Hohner Pianet T 1979
This is easily the heaviest instrument I’ve ever owned, per cubic centimetre. With the lid shut, it’s about the size of a thin electric guitar case and it weighs nearly 50 lbs (23 kg) — or about five Les Pauls.
The Hohner Pianet T was produced between 1977-1982. It comes at the tail end of the production of real electro-acoustic keyboards. FM synthesis, and eventually sampling, would take over from the early 80s onwards.
The T is for Tolex, that wondrous black vinyl which has covered Fender amps, and then guitar cases, since the 1960s. The construction is utterly simple, with one 1/4″ instrument jack at the rear. No sustain, no vibrato or tremolo, and no volume or tone controls.
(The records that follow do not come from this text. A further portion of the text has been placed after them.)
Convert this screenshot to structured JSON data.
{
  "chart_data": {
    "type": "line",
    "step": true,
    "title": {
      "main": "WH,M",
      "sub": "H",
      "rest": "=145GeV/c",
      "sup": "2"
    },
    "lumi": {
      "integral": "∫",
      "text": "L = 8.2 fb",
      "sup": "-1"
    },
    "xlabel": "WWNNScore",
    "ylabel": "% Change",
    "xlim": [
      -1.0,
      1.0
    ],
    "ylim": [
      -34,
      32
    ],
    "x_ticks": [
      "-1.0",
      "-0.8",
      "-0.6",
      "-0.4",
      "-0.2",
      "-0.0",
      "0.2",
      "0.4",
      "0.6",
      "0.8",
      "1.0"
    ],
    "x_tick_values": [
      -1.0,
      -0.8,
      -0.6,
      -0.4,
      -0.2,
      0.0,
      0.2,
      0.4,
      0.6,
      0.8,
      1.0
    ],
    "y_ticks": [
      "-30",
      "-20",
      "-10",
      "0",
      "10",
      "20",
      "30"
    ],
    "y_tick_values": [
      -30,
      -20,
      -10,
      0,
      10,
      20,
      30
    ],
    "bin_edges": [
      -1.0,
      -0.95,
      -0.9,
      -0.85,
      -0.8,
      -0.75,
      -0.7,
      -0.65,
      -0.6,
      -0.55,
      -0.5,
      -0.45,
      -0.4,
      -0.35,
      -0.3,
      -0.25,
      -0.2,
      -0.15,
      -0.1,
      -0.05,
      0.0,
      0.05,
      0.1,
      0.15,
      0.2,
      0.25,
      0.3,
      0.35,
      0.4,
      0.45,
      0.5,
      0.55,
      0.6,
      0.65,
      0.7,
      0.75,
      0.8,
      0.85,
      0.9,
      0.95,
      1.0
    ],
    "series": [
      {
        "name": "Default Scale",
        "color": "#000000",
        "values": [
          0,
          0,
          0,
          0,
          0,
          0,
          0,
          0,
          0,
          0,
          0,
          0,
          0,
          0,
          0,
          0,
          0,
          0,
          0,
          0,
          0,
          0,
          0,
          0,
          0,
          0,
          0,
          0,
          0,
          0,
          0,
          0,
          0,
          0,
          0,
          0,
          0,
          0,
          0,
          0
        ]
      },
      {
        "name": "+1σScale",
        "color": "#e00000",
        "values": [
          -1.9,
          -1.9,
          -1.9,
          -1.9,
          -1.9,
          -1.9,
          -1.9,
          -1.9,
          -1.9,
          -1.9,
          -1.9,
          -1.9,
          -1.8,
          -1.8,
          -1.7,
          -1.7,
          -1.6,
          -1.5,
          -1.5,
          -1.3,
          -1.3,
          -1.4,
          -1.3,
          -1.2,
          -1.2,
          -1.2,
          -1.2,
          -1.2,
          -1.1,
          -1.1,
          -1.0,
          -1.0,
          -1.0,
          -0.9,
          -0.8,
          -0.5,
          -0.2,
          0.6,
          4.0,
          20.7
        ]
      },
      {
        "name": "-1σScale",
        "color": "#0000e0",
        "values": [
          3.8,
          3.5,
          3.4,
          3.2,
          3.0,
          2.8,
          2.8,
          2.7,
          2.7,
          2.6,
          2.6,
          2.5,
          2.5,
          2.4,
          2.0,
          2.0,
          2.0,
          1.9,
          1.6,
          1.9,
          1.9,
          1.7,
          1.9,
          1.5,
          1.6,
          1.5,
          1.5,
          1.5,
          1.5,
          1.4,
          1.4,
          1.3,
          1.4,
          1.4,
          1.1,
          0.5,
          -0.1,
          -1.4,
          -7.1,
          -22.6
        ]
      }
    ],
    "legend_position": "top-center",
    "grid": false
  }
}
Several other Pianet models existed prior to this, all hoping to compete with Wurlitzer and Rhodes for the professional electric piano market. It’s a cousin of the Clavinet, heard most distinctively on Stevie Wonder’s ‘Superstition’.
But while all the other models produced their sound by plucking metal reeds with a leather pad, the T (and its wood-grain sister M) were unique in that they ‘sucked’ the tines with silicone squares. It’s hard to describe how this works, sort of like a rubber plunger that attaches to the metal and releases it.
The silicone material has proved remarkably durable, in that it still adheres to and releases the tine every time the key is pressed — even after thirty-something years. The other Pianets haven’t fared so well, their urethane dampers disintegrating rapidly.
You can here the sounds of various Pianet models on ‘She’s Not There’ by The Zombies, ‘Joy to the World’ by Three Dog Night, and more recently, ‘Change’ by Bugge Wesseltoft.